Consider this characteristically disgusting article by Fionnan Sheahan, which claims that Norris’s ‘prospects of being a presidential election candidate were thrown into doubt last night’ on the back of the ‘controversial comments’ that had ‘come back to haunt him’. Sheahan knows full well that an important -if not the most important- element of the ‘haunting’ are in the reproduction of these comments and assessment of their potential impact as mere factual, dispassionate objective reporting. But in reality, political correspondents such as Sheahan are the very same people who decide what comments haunt whom and to what measure, and even shape the perception of how those people are haunted by these comments, such as in the phrase that Norris had ‘gone to ground’ as though he were a fugitive who had opted not to respond to criminal accusations. Sheahan and others hide behind this veneer of objectivity and factuality to manipulate perceptions of the political landscape, in the manner that they and their employers see fit.

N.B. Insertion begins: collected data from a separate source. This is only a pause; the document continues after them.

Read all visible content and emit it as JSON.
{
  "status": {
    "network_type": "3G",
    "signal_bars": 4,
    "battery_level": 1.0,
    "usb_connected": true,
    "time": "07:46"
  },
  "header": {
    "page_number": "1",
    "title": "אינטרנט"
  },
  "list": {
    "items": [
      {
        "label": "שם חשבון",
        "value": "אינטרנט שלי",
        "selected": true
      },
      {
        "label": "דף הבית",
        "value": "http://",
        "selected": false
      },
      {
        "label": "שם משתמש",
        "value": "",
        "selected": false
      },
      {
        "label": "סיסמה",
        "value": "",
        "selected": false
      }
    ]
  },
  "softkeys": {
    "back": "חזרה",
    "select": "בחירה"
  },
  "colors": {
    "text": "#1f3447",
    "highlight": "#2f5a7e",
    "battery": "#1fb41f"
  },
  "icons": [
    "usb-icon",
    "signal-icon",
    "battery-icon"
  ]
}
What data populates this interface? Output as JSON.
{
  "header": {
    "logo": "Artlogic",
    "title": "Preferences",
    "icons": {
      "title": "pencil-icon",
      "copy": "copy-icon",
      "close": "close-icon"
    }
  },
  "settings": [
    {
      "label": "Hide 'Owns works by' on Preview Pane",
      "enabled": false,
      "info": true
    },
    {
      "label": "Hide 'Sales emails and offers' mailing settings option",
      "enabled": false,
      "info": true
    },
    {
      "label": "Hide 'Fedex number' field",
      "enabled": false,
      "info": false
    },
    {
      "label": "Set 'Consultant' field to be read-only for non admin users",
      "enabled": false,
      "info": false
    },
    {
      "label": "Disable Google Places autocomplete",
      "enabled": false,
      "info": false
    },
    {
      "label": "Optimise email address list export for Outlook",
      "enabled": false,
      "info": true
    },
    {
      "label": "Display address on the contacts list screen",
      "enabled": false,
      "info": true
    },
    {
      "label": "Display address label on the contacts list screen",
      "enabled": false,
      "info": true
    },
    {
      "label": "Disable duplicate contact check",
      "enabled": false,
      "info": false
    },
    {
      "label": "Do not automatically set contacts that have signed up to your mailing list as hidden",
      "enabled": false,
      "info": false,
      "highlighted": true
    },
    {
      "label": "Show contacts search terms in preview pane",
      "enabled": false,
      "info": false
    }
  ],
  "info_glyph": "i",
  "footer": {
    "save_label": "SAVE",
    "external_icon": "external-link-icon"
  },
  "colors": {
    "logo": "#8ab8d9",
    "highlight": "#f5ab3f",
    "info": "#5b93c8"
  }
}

There are echoes here of the Wikileaks ‘controversy’ last year when ‘revelations’ that Bertie Ahern suspected the SF leadership of responsibility of the Northern Bank robbery were now going to come back and haunt Sinn Fein, even when the knowledge of this suspicion had been in the public domain ever since Bertie Ahern had himself announced them when the Northern Bank robbery took place.
I don’t care much for Norris’s presidential campaign, in fact I see the presidential campaign as mostly pointless, but no matter: this strikes me as a sadistic hit job intended to restrict the spectrum of public political voices in Ireland to those who are completely subservient to market imperatives and to the prevailing macho, anti-intellectual, pro-ignorance, ball-scratching, heterosexist, misogynist, yawping, ‘objective’, ‘realist’ culture of the political correspondent, the right-wing reactionary pundit and the media oligarch. Therefore any competing presidential campaign that fails to issue a robust denunciation of Norris’s treatment should be considered complicit with it.